Mais ne lanterné pa ; haïssé-lé don farme !
Ne fezon pa le gniois ! Dame itou, comme on di,
Je nous serion baillé bian du mal à crédi.
Ne ririois vous pas bian si cé varmine ingrate,
Euz & tout leux frusquin retombion sous vo patte ?
Bon ! Ce sont ses chers fils !
Il ne leur est plus dû,
Ce nom, que pour jamais les ingrats ont perdu.
Sans pitié ! Sans pudeur…
Hon ! La maudite graine !
Si je les haïrai ! C’est peu que de ma haine ;
Mon indignation les condamne à l’oubli !
Hélas ! Je n’en puis plus ! & mon cœur affaibli…
Allons prendre un peu l’air, mon frère, & bon courage !
C’est désormais sur eux que se tourne l’orage :
Par leur endroit sensible ils seront châtiés ;
Et les lâches bientôt tomberont à vos pieds.
ACTE IV
Scène I
Si bian qu’anfin tantia, tous trois par ta menée,
Ici vont arrivé, la gueule enfarinée ;
Faire, en s’y rencontran, bian du brouillamini ;
Et prande un rat, pensan trouvé la pie au ni.
Fezan frime de rian, & comme à la passade,
Je prétan bian itou leux baillé la cassade.
Tout mon étonneman, c’est quémant il ozon,
Après ce qu’iz ont fait, rantré dans la maison.
N’ai-je pas, tout exprès, écrit avec adresse,
Dans les billets remis au nom de ma maîtresse :
"Pour être en paix & loin du bruit,
Sur-tout pour ne pas être abordé par un frère,
Retrouvez-vous chez votre père,
Qui ne doit rentrer qu’à minuit. "
J’amènerai madame, en toute bienséance :
Et je les garantis chapitrés d’importance.
Que de ruse dessou cé petiz-éscosion,
La malice du diable ! & pis je nous y fion !
Et même je voudrois, du meilleu de mon âme,
Un peu de s-t-esprit là dans le corps de ma femme.
Ça ne laisseroit pas de m’amusé… mais, non !

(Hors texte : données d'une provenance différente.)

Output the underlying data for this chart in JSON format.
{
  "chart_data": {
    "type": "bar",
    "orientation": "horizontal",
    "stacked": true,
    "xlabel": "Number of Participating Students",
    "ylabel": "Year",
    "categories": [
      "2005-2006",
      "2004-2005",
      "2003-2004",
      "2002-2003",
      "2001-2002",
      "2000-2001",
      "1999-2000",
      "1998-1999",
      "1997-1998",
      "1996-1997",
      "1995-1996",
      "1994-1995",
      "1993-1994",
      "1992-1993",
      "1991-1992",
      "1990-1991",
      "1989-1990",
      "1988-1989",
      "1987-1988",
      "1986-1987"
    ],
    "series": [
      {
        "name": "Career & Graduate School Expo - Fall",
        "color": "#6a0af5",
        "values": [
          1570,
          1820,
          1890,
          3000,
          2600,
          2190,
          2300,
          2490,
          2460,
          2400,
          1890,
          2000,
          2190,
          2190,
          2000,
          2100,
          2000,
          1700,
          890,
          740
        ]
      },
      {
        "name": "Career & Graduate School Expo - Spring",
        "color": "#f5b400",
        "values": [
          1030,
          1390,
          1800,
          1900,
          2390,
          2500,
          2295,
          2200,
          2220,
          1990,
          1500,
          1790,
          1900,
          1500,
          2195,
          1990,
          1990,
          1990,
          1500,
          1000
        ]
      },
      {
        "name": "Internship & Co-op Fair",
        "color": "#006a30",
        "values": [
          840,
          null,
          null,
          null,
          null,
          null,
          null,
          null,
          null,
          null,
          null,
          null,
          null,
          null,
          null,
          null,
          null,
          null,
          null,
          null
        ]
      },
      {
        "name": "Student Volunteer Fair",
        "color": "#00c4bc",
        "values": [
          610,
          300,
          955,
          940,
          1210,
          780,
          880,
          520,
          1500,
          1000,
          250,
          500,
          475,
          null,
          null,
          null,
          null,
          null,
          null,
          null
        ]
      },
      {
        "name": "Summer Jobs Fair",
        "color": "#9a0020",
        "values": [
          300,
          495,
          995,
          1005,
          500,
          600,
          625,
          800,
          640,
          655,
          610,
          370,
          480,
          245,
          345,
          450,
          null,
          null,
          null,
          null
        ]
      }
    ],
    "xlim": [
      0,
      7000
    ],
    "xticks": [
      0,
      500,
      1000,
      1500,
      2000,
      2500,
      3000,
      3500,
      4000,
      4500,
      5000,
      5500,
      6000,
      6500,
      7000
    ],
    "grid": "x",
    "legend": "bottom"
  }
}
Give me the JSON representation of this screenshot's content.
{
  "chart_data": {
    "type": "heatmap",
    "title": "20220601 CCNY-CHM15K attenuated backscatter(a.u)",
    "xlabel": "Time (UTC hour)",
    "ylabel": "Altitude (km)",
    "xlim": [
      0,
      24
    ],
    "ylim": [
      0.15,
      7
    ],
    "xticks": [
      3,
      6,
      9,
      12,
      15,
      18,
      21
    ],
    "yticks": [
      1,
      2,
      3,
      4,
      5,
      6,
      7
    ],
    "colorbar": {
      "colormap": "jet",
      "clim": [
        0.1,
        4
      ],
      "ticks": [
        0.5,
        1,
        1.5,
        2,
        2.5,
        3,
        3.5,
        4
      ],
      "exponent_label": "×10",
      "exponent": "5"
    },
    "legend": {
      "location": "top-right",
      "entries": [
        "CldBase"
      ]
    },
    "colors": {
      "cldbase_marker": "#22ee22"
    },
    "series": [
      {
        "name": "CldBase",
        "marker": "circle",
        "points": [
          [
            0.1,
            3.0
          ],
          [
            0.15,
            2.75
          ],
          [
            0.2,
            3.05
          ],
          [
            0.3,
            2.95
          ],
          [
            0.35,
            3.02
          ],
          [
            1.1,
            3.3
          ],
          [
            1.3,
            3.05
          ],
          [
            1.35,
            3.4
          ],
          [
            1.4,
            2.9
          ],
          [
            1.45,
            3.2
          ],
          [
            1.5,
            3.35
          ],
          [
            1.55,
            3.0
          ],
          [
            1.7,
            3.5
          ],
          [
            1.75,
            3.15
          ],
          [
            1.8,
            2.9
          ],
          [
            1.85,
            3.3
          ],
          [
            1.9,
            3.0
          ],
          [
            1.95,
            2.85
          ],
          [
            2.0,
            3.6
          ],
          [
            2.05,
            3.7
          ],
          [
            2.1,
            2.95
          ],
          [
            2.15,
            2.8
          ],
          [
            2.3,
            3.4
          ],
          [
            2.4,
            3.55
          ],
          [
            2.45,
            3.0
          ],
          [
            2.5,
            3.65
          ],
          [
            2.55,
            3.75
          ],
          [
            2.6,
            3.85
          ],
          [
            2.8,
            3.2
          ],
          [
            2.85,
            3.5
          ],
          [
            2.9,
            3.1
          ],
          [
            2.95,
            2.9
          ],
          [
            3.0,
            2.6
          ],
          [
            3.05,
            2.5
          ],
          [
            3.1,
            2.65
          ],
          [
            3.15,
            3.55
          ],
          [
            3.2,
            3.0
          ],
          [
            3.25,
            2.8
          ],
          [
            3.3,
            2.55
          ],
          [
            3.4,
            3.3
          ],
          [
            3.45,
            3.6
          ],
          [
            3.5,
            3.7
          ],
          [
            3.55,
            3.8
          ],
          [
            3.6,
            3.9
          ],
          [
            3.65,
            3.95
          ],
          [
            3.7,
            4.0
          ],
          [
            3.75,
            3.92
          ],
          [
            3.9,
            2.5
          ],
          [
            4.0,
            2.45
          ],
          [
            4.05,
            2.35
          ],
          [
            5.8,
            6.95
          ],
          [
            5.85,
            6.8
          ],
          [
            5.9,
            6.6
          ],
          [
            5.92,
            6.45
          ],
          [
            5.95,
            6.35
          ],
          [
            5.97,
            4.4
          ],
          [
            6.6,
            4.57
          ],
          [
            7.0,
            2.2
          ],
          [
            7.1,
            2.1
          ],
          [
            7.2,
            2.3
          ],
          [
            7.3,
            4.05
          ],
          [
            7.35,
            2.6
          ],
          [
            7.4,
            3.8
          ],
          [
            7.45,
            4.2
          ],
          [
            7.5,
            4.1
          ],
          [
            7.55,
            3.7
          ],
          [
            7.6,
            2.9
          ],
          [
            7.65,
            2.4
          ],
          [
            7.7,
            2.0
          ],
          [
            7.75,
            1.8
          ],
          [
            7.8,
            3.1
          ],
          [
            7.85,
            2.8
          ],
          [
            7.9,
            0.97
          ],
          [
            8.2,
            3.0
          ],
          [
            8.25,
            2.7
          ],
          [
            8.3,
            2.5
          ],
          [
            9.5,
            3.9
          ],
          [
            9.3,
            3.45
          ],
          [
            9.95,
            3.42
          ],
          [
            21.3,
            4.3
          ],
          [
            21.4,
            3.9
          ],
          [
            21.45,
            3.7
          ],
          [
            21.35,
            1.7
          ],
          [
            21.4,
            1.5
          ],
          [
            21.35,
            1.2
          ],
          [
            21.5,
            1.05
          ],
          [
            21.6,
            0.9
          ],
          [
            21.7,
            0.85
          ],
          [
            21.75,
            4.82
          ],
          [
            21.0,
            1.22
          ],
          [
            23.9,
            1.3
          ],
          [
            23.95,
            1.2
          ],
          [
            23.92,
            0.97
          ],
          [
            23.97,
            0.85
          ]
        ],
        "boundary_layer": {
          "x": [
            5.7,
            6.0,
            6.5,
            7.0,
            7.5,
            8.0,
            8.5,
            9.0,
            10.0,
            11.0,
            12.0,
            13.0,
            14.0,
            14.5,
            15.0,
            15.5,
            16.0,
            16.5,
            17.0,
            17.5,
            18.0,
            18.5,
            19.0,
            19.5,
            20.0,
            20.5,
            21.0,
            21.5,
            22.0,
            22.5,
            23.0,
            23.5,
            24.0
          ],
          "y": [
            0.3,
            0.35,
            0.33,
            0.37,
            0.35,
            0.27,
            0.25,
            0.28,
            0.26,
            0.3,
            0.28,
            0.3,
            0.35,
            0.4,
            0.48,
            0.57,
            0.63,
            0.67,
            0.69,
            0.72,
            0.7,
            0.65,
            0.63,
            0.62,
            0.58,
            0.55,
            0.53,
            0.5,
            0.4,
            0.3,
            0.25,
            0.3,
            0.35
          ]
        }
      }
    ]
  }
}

De si fine femelle en save un peu trop lon :
Ça vous goâille en derrière ; en devant ça flagorne ;
La femme a la culotte ; & le mari dé corne.
Je n’en veux point !
Grégoire est homme de bon sens :
Extravagant par fois, mais non pas pour longtemps.
Scène II
Nérine, écoute, écoute.
Et quoi ?
Que je te conte
Un trait… mais un beau trait du frère de Géronte.
Eh bien ?
Ah ! Vous voilà ? Quatre mots en secret.
Suivez-moi.
Mais avant, dis li don ce biau trait !
Ceci presse un peu plus.
Mais ! C’est comme un vartige !
C’est ce qu’il vous plaira : sortons vite, vous
Dis-je.
Allons donc !
Scène III
Ce manant est, selon mon avis,
Le riche procureur dont Pasquin se dit fils.
Sa présence à mes yeux l’embarrasse & l’étonne :
À plus d’un autre signe encor je le soupçonne.
Qu’il se soit avisé d’être fat à ce point ;
Tout mon ami qu’il est, je ne l’épargne point ;
Et… mais voici qu’on vient au rendez-vous…
Scène IV
J’arrive ;
Et tu me vois brûlant de l’ardeur la plus vive.
Avertis la comtesse ; & pressons l’entretien.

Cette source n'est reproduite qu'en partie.